Pangkalpinang - Pilkada 2024 memiliki potensi menghadirkan fenomena menarik, yakni calon tunggal melawan kotak kosong, sebuah skenario yang telah diakomodasi oleh Undang-Undang Nomor 10 Tahun 2016 tentang Pemilihan Gubernur, Bupati, dan Wali Kota. Calon tunggal muncul ketika hanya ada satu pasangan calon kepala daerah yang terdaftar, dan dalam kondisi ini, kotak kosong menjadi simbol lawan tanpa kandidat.
Dalam proses pemilihan, surat suara akan berisi dua kolom. Satu kolom memuat foto pasangan calon tunggal, sementara kolom lainnya berisi kotak kosong. Pemilih diberi pilihan untuk mencoblos salah satu kolom, antara pasangan calon atau kotak kosong. Kondisi ini bisa terjadi di beberapa daerah dalam Pilkada 2024, dan menarik untuk diperhatikan dampak serta konsekuensinya.
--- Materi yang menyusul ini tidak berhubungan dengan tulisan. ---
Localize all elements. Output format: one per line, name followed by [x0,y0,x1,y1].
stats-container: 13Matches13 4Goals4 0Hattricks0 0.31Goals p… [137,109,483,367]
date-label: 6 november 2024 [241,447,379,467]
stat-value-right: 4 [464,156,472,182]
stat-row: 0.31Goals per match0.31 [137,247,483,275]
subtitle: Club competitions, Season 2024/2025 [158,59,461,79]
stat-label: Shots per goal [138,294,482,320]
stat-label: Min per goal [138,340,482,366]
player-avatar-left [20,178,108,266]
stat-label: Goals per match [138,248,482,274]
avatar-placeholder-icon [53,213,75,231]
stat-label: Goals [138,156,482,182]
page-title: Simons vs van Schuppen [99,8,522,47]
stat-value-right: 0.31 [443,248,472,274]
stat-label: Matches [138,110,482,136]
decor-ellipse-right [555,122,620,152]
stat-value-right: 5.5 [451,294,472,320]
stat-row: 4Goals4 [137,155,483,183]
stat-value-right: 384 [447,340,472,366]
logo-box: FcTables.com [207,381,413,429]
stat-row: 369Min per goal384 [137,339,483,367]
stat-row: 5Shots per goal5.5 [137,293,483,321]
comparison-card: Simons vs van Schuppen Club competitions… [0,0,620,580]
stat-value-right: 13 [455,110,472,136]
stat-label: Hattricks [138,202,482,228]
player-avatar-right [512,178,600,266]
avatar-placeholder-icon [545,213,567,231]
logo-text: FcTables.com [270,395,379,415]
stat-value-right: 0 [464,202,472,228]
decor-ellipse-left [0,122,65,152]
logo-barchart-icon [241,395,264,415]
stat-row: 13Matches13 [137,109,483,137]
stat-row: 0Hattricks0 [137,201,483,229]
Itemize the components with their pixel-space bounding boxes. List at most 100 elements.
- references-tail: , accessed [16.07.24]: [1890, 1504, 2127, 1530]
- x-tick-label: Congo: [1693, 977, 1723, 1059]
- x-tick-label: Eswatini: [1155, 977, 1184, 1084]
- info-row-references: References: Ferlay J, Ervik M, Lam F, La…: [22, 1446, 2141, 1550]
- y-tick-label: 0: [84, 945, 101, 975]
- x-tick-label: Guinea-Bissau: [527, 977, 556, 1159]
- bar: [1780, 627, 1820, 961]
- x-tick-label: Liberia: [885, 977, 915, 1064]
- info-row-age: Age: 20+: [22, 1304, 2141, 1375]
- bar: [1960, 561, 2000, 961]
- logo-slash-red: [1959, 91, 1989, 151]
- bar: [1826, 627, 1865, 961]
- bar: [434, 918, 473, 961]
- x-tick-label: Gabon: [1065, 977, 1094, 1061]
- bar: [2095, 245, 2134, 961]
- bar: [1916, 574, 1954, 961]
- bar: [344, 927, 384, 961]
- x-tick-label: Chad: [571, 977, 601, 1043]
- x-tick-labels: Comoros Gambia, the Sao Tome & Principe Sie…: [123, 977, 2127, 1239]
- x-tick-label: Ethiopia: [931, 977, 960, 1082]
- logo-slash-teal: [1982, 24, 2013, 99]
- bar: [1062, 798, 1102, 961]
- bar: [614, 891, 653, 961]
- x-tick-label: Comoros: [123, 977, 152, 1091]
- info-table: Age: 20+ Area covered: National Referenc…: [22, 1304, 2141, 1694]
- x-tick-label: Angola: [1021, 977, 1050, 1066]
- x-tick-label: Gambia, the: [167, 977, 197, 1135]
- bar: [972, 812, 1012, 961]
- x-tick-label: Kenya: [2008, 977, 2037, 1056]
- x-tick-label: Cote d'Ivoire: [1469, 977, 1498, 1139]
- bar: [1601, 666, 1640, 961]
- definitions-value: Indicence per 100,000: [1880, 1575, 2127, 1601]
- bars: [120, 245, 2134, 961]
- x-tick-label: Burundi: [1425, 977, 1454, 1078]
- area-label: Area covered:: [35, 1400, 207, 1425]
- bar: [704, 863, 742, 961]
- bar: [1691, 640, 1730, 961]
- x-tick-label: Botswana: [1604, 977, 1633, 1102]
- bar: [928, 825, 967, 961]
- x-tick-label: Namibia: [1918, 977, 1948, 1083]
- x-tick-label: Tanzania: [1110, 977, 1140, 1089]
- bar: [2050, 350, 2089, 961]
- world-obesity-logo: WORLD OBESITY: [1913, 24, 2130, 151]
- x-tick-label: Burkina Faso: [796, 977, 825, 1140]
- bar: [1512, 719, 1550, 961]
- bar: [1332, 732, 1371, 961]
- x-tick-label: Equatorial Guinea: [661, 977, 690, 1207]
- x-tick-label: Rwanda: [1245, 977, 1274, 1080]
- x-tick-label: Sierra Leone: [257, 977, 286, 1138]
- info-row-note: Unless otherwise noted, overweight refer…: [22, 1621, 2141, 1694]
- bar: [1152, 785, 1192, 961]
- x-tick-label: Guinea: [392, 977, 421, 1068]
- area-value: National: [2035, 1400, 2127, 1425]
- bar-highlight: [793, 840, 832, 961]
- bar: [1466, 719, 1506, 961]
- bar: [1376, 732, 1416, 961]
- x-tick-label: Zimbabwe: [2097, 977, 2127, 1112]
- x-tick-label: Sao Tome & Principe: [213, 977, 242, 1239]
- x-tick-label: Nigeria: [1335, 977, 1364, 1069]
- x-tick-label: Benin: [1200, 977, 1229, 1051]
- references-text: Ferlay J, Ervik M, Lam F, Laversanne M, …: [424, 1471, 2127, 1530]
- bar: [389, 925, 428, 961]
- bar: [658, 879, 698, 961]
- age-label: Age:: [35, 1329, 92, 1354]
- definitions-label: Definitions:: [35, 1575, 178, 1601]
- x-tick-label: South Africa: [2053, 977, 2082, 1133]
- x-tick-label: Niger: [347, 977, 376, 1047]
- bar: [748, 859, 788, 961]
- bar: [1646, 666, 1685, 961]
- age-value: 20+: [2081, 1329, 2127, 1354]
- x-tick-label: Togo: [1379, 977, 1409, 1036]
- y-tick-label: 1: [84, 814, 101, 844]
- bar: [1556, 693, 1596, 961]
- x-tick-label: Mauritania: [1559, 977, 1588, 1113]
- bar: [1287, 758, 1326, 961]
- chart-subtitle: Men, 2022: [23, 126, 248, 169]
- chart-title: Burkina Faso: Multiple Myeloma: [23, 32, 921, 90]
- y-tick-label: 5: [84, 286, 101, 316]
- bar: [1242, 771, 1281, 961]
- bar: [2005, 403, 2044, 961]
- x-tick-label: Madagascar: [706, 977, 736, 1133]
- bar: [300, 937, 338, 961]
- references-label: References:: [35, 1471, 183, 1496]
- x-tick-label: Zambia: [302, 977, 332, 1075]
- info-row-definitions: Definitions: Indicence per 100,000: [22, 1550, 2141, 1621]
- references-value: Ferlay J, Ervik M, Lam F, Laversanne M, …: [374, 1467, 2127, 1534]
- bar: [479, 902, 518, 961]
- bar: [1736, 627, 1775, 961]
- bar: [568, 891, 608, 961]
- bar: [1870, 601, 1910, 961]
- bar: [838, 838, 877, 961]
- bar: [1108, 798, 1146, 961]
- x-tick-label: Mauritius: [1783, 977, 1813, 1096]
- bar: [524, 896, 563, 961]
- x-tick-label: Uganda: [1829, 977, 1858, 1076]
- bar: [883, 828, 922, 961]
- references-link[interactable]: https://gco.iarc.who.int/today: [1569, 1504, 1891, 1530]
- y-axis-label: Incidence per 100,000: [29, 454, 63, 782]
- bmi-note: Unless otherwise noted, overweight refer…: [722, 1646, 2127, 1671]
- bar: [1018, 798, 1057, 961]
Menurut pasal 54D ayat (1) UU Pilkada, calon tunggal dianggap sebagai pemenang jika memperoleh lebih dari 50 persen suara sah. Sebaliknya, jika kotak kosong meraih suara lebih dari 50 persen, maka calon tunggal tersebut dinyatakan kalah. Dalam kasus kekalahan, calon tunggal dapat kembali mencalonkan diri di Pilkada selanjutnya, sebagaimana diatur pada ayat (2) dan (3).
Strategi Pengawasan dalam Pilkada Calon Tunggal
Fenomena calon tunggal tidak hanya menimbulkan perdebatan di kalangan politisi dan masyarakat, tetapi juga menuntut perhatian lebih dari sisi pengawasan. Armansyah S.H, seorang praktisi hukum, menyoroti perlunya pengawasan ketat dalam Pilkada dengan calon tunggal.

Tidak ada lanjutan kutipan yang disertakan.